Unable to delete large number of rows from Spanner


I have 3 node Spanner instance, and a single table that contains around 4 billion rows. The DDL looks like this:

CREATE TABLE predictions (
    name STRING(MAX),
    ...,
    model_version INT64,
) PRIMARY KEY (name, model_version)

I'd like to setup a job to periodically remove some old rows from this table using the Python Spanner client. The query I'd like to run is:

DELETE FROM predictions WHERE model_version <> ? 

According to the docs, it sounds like I would need to execute this as a Partitioned DML statement. I am using the Python Spanner client as follows, but am experiencing timeouts (504 Deadline Exceeded errors) due to the large number of rows in my table.

# this always throws a "504 Deadline Exceeded" error
database.execute_partitioned_dml(
    "DELETE FROM predictions WHERE model_version <> @version",
    params={"model_version": 104},
    param_types={"model_version": Type(code=INT64)},
)

My first intuition was to see if there was some sort of timeout I could increase, but I don't see any timeout parameters in the source :/

I did notice there was a run_in_transaction method in the Spanner lib that contains a timeout parameter, so I decided to deviate from the partitioned DML approach to see if using this method worked. Here's what I ran:

def delete_old_rows(transaction, model_version):
    delete_dml = "DELETE FROM predictions WHERE model_version <> {}".format(model_version),
    dml_statements = [
        delete_dml,
    ]
    status, row_counts = transaction.batch_update(dml_statements)

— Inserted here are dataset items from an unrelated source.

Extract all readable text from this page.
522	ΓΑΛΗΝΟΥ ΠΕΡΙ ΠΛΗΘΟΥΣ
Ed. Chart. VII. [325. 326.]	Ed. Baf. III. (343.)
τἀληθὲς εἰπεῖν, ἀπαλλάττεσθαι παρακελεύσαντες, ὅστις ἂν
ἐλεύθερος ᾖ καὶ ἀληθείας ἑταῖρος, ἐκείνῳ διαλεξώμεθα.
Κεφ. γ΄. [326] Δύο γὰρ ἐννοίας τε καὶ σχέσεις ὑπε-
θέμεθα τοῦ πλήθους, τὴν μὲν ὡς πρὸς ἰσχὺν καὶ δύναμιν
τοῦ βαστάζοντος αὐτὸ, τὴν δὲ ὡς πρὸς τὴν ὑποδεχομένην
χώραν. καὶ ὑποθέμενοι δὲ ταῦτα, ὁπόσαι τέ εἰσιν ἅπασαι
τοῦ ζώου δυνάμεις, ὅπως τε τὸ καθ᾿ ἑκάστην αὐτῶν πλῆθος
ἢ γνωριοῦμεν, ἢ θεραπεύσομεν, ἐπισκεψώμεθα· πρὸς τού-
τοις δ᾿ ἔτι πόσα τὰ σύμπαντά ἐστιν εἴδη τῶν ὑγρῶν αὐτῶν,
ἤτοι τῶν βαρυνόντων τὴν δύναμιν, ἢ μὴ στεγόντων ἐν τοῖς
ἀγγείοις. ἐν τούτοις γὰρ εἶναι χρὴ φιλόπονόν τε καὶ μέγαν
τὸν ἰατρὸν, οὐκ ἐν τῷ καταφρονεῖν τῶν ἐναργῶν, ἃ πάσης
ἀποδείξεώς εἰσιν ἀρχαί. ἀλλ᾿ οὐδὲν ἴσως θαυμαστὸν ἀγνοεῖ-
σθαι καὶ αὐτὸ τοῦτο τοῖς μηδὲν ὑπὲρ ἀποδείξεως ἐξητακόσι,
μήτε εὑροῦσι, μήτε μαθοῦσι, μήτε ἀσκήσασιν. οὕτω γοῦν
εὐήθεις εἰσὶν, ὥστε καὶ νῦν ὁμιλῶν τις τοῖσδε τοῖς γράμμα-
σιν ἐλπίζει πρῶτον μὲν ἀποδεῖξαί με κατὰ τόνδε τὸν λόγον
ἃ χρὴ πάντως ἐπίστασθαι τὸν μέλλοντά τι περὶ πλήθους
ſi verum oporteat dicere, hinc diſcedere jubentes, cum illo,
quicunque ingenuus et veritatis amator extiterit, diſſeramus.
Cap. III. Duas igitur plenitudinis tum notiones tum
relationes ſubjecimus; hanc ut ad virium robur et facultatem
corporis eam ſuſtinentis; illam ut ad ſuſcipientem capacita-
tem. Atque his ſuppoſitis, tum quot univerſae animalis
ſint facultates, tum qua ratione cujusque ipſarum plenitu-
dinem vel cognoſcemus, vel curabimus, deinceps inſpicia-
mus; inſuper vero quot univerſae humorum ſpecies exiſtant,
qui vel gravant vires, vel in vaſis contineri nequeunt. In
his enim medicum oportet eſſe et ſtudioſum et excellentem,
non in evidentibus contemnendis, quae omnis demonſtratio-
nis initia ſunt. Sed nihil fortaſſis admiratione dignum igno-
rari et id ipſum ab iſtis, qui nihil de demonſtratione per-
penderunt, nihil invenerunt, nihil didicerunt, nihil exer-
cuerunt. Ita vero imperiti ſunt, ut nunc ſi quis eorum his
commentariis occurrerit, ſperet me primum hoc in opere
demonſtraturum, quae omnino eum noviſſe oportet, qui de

database.run_in_transaction(delete_old_rows,
    model_version=104,
    timeout_secs=3600,
)

What's weird about this is the timeout_secs parameter appears to be ignored, because I still get a 504 Deadline Exceeded error within a minute or 2 of executing the above code, despite a timeout of one hour.

Anyways, I'm not too sure what to try next, or whether or not I'm missing something obvious that would allow me to run a delete query in a timely fashion on this huge Spanner table. The model_version column has pretty low cardinality (generally 2-3 unique model_version values in the entire table), so I'm not sure if that would factor into any recommendations. But if someone could offer some advice or suggestions, that would be awesome :) Thanks in advance


Solution

  • The first suggestion is to try gcloud instead.

    https://cloud.google.com/spanner/docs/modify-gcloud#modifying_data_using_dml

    Another suggestion is to pass the range of name as well so that limit the number of rows scanned. For example, you could add something like STARTS_WITH(name, 'a') to the WHERE clause so that make sure each transaction touches a small amount of rows but first, you will need to know about the domain of name column values.

    Last suggestion is try to avoid using '<>' if possible as it is generally pretty expensive to evaluate.